Aliasing and collection strictness. Consider the following declarations: foo<1><true> bar; and foo<1> car<true>;. bar cannot be aliased to car because the collections (even though they are scalar) have different strictness. Strictly speaking, their respective array types are foo<1><true> and foo<1>, which are not equivalent. For a well-formed connection between two aliases, the collections of the respective aliases must be equivalent, match in strictness, and the relaxed types bound to each alias must be equivalent or compatible. In other words, members of strictly typed collections (arrays) cannot alias members of relaxed typed collections.
Implicit type binding though connections. When two aliases are connected to each other, the connection is valid if, in addition to their parent collections' types being equivalent, one of the following holds: both aliases are bound to equivalent parameters or at least one alias has unbound parameters. When an alias is formed, the relaxed type parameters are automatically `synchronized,' which effectively binds the type of aliases through other aliases of bound type. [Examples from test suite needed.]

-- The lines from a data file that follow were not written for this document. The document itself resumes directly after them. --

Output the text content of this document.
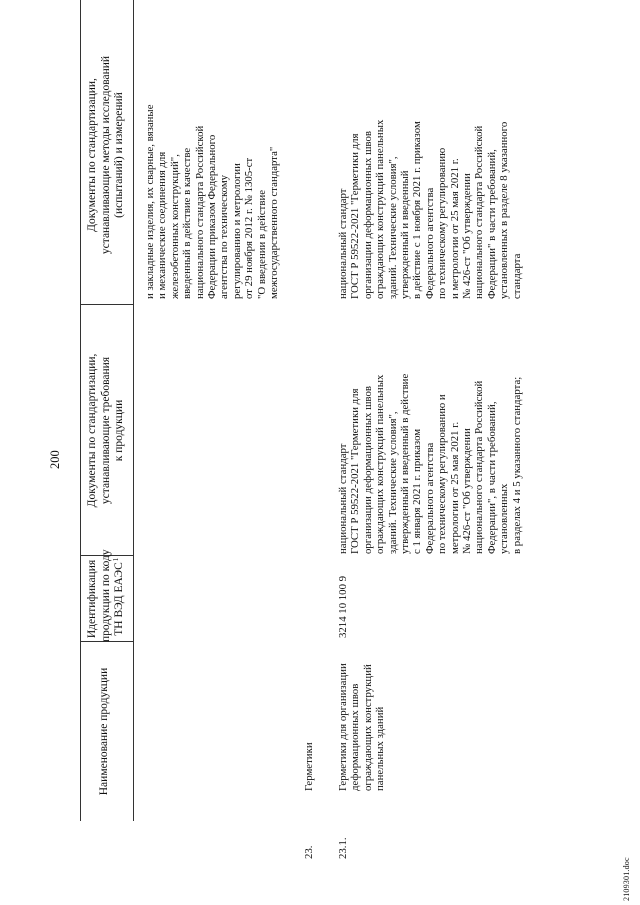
200
Наименование продукции
Идентификация
продукции по коду
ТН ВЭД ЕАЭС
1
Документы по стандартизации,
устанавливающие требования
к продукции
Документы по стандартизации,
устанавливающие методы исследований
(испытаний) и измерений
и закладные изделия, их сварные, вязаные
и механические соединения для
железобетонных конструкций",
введенный в действие в качестве
национального стандарта Российской
Федерации приказом Федерального
агентства по техническому
регулированию и метрологии
от 29 ноября 2012 г. № 1305-ст
"О введении в действие
межгосударственного стандарта"
23.
Герметики
23.1.
Герметики для организации
деформационных швов
ограждающих конструкций
панельных зданий
3214 10 100 9
национальный стандарт
ГОСТ Р 59522-2021 "Герметики для
организации деформационных швов
ограждающих конструкций панельных
зданий. Технические условия",
утвержденный и введенный в действие
с 1 января 2021 г. приказом
Федерального агентства
по техническому регулированию и
метрологии от 25 мая 2021 г.
№ 426-ст "Об утверждении
национального стандарта Российской
Федерации", в части требований,
установленных
в разделах 4 и 5 указанного стандарта;
национальный стандарт
ГОСТ Р 59522-2021 "Герметики для
организации деформационных швов
ограждающих конструкций панельных
зданий. Технические условия",
утвержденный и введенный
в действие с 1 ноября 2021 г. приказом
Федерального агентства
по техническому регулированию
и метрологии от 25 мая 2021 г.
№ 426-ст "Об утверждении
национального стандарта Российской
Федерации" в части требований,
установленных в разделе 8 указанного
стандарта
2109301.doc
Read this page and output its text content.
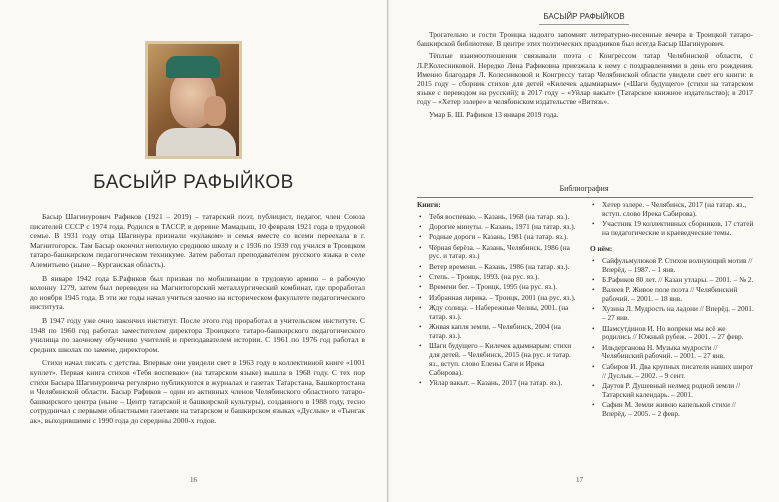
БАСЫЙР РАФЫЙКОВ

Басыр Шагинурович Рафиков (1921 – 2019) – татарский поэт, публицист, педагог, член Союза писателей СССР с 1974 года. Родился в ТАССР, в деревне Мамадыш, 10 февраля 1921 года в трудовой семье. В 1931 году отца Шагинура признали «кулаком» и семья вместе со всеми переехала в г. Магнитогорск. Там Басыр окончил неполную среднюю школу и с 1936 по 1939 год учился в Троицком татаро-башкирском педагогическом техникуме. Затем работал преподавателем русского языка в селе Алемитьево (ныне – Курганская область).

В январе 1942 года Б.Рафиков был призван по мобилизации в трудовую армию – в рабочую колонну 1279, затем был переведен на Магнитогорский металлургический комбинат, где проработал до ноября 1945 года. В эти же годы начал учиться заочно на историческом факультете педагогического института.

В 1947 году уже очно закончил институт. После этого год проработал в учительском институте. С 1948 по 1960 год работал заместителем директора Троицкого татаро-башкирского педагогического училища по заочному обучению учителей и преподавателем истории. С 1961 по 1976 год работал в средних школах по замене, директором.

Стихи начал писать с детства. Впервые они увидели свет в 1963 году в коллективной книге «1001 куплет». Первая книга стихов «Тебя воспеваю» (на татарском языке) вышла в 1968 году. С тех пор стихи Басыра Шагинуровича регулярно публикуются в журналах и газетах Татарстана, Башкортостана и Челябинской области. Басыр Рафиков – один из активных членов Челябинского областного татаро-башкирского центра (ныне – Центр татарской и башкирской культуры), созданного в 1988 году, тесно сотрудничал с первыми областными газетами на татарском и башкирском языках «Дуслык» и «Тынгак ак», выходившими с 1990 года до середины 2000-х годов.

16
БАСЫЙР РАФЫЙКОВ

Трогательно и гости Троицка надолго запомнят литературно-песенные вечера в Троицкой татаро-башкирской библиотеке. В центре этих поэтических праздников был всегда Басыр Шагинурович.

Тёплые взаимоотношения связывали поэта с Конгрессом татар Челябинской области, с Л.Р.Колесниковой. Нередко Лена Рафиковна приезжала к нему с поздравлениями в день его рождения. Именно благодаря Л. Колесниковой и Конгрессу татар Челябинской области увидели свет его книги: в 2015 году – сборник стихов для детей «Килечек адымнарым» («Шаги будущего» (стихи на татарском языке с переводом на русский); в 2017 году – «Уйлар вакыт» (Татарское книжное издательство); в 2017 году – «Хетер эзлере» в челябинском издательстве «Витязь».

Умар Б. Ш. Рафиков 13 января 2019 года.

Библиография
Книги:
• Тебя воспеваю. – Казань, 1968 (на татар. яз.).
• Дорогие минуты. – Казань, 1971 (на татар. яз.).
• Родные дороги – Казань, 1981 (на татар. яз.).
• Чёрная берёза. – Казань, Челябинск, 1986 (на рус. и татар. яз.)
• Ветер времени. – Казань, 1986 (на татар. яз.).
• Степь. – Троицк, 1993. (на рус. яз.).
• Времени бег. – Троицк, 1995 (на рус. яз.).
• Избранная лирика. – Троицк, 2001 (на рус. яз.).
• Жду солнца. – Набережные Челны, 2001. (на татар. яз.).
• Живая капля земли. – Челябинск, 2004 (на татар. яз.).
• Шаги будущего – Килечек адымнарым: стихи для детей. – Челябинск, 2015 (на рус. и татар. яз., вступ. слово Елены Саги и Ирека Сабирова).
• Уйлар вакыт. – Казань, 2017 (на татар. яз.).
• Хетер эзлере. – Челябинск, 2017 (на татар. яз., вступ. слово Ирека Сабирова).
• Участник 19 коллективных сборников, 17 статей на педагогические и краеведческие темы.
О нём:
• Сайфульмулюков Р. Стихов волнующий мотив // Вперёд. – 1987. – 1 янв.
• Б.Рафиков 80 лет. // Казан утлары. – 2001. – № 2.
• Валеев Р. Живое поле поэта // Челябинский рабочий. – 2001. – 18 янв.
• Хузина Л. Мудрость на ладони // Вперёд. – 2001. – 27 янв.
• Шамсутдинов И. Но вопреки мы всё же родились // Южный рубеж. – 2001. – 27 февр.
• Ильдерганова Н. Музыка мудрости // Челябинский рабочий. – 2001. – 27 янв.
• Сабиров И. Два крупных писателя наших широт // Дуслык. – 2002. – 9 сент.
• Даутов Р. Душевный нелмед родной земли // Татарский календарь. – 2001.
• Сафин М. Земли живою капелькой стихи // Вперёд. – 2005. – 2 февр.
17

Implementation detail: As soon as an instance alias is bound to a type, it is instantiated. All (reachable) aliases thereof are also instantiated and recursively connected. Attempts to reference members of type-unbound aliases can be rejected as errors. (Theoretically, since the public ports may not depend on relaxed parameters, such references may not be treated as errors in the future. It is possible to instantiate the ports before the type is bound, however, internal aliases cannot be replayed until the type is bound, either explicitly or implicitly. The current policy is just a conservative approximation of the eventual operational semantics.)
Type propagation through ports. Since definition members and ports are required to have complete type, the relaxed parameters must be propagated from the formal definition to each instantiating context. Consider the example:
defproc wrap(foo<1> x) {
x<false>;
}
wrap Z;
upon instantiating Z in the top-level, Z.x has type foo<1><false>.

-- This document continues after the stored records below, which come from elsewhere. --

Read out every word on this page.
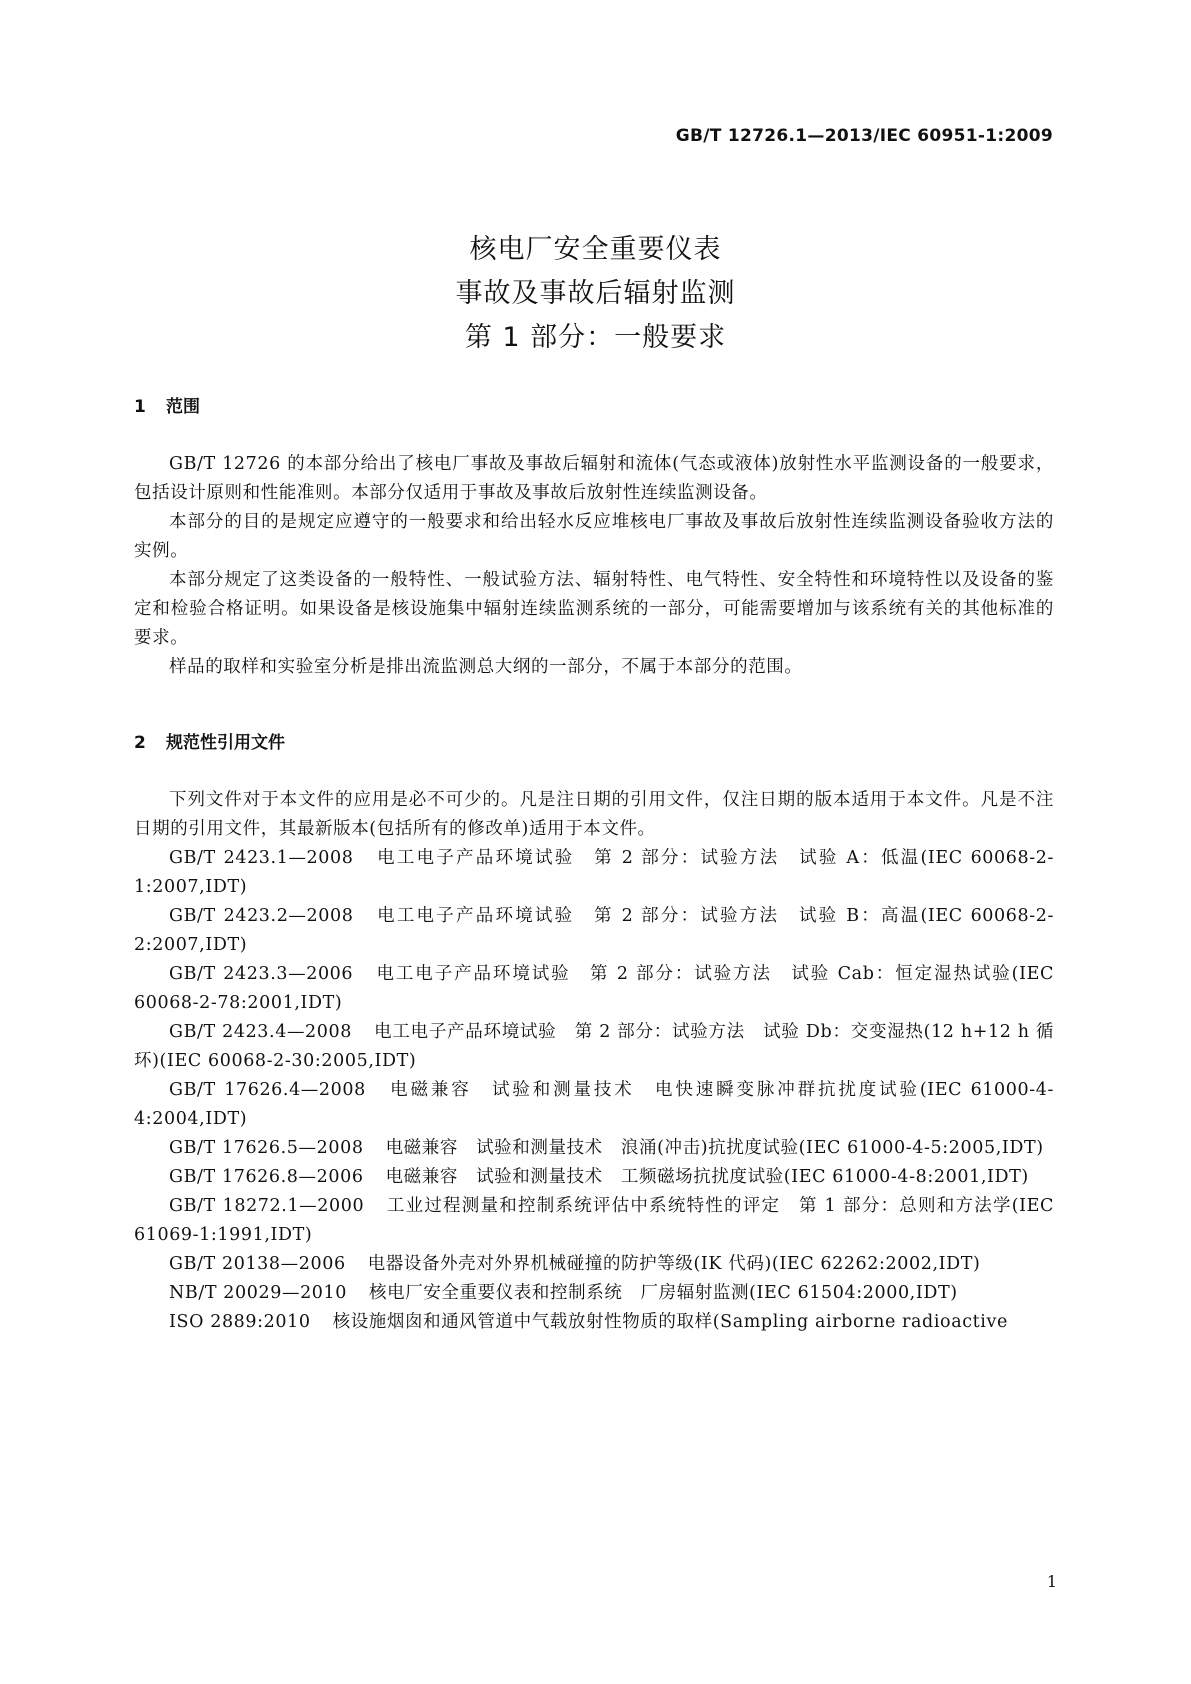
GB/T 12726.1—2013/IEC 60951-1:2009
核电厂安全重要仪表
事故及事故后辐射监测
第 1 部分：一般要求
1 范围

GB/T 12726 的本部分给出了核电厂事故及事故后辐射和流体(气态或液体)放射性水平监测设备的一般要求，包括设计原则和性能准则。本部分仅适用于事故及事故后放射性连续监测设备。

本部分的目的是规定应遵守的一般要求和给出轻水反应堆核电厂事故及事故后放射性连续监测设备验收方法的实例。

本部分规定了这类设备的一般特性、一般试验方法、辐射特性、电气特性、安全特性和环境特性以及设备的鉴定和检验合格证明。如果设备是核设施集中辐射连续监测系统的一部分，可能需要增加与该系统有关的其他标准的要求。

样品的取样和实验室分析是排出流监测总大纲的一部分，不属于本部分的范围。

2 规范性引用文件

下列文件对于本文件的应用是必不可少的。凡是注日期的引用文件，仅注日期的版本适用于本文件。凡是不注日期的引用文件，其最新版本(包括所有的修改单)适用于本文件。

GB/T 2423.1—2008 电工电子产品环境试验　第 2 部分：试验方法　试验 A：低温(IEC 60068-2-1:2007,IDT)

GB/T 2423.2—2008 电工电子产品环境试验　第 2 部分：试验方法　试验 B：高温(IEC 60068-2-2:2007,IDT)

GB/T 2423.3—2006 电工电子产品环境试验　第 2 部分：试验方法　试验 Cab：恒定湿热试验(IEC 60068-2-78:2001,IDT)

GB/T 2423.4—2008 电工电子产品环境试验　第 2 部分：试验方法　试验 Db：交变湿热(12 h+12 h 循环)(IEC 60068-2-30:2005,IDT)

GB/T 17626.4—2008 电磁兼容　试验和测量技术　电快速瞬变脉冲群抗扰度试验(IEC 61000-4-4:2004,IDT)

GB/T 17626.5—2008 电磁兼容　试验和测量技术　浪涌(冲击)抗扰度试验(IEC 61000-4-5:2005,IDT)

GB/T 17626.8—2006 电磁兼容　试验和测量技术　工频磁场抗扰度试验(IEC 61000-4-8:2001,IDT)

GB/T 18272.1—2000 工业过程测量和控制系统评估中系统特性的评定　第 1 部分：总则和方法学(IEC 61069-1:1991,IDT)

GB/T 20138—2006 电器设备外壳对外界机械碰撞的防护等级(IK 代码)(IEC 62262:2002,IDT)

NB/T 20029—2010 核电厂安全重要仪表和控制系统　厂房辐射监测(IEC 61504:2000,IDT)

ISO 2889:2010 核设施烟囱和通风管道中气载放射性物质的取样(Sampling airborne radioactive

1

Restrictions. Where are relaxed parameters forbidden? In port specifications, types of ports and their array sizes may not depend on relaxed parameters, i.e. they may only depend on strict template parameters. This guarantees that the port interfaces remain the same among members of a relax-typed array. In typedef templates, the canonical type's strict template arguments may not depend on relaxed parameters. (Why not? Allowing so would give a means of subverting template parameter strictness.) Anywhere else in the body of a definition template, relaxed parameters may be used freely, within the constraints of the fundamental typing rules.
When should relaxed template parameters be used? General guideline: when the port interfaces do not depend on the said parameters.
[1] The motivation for this comes from the fact that in CAST, environment sources could not be arrayed if they differed in values.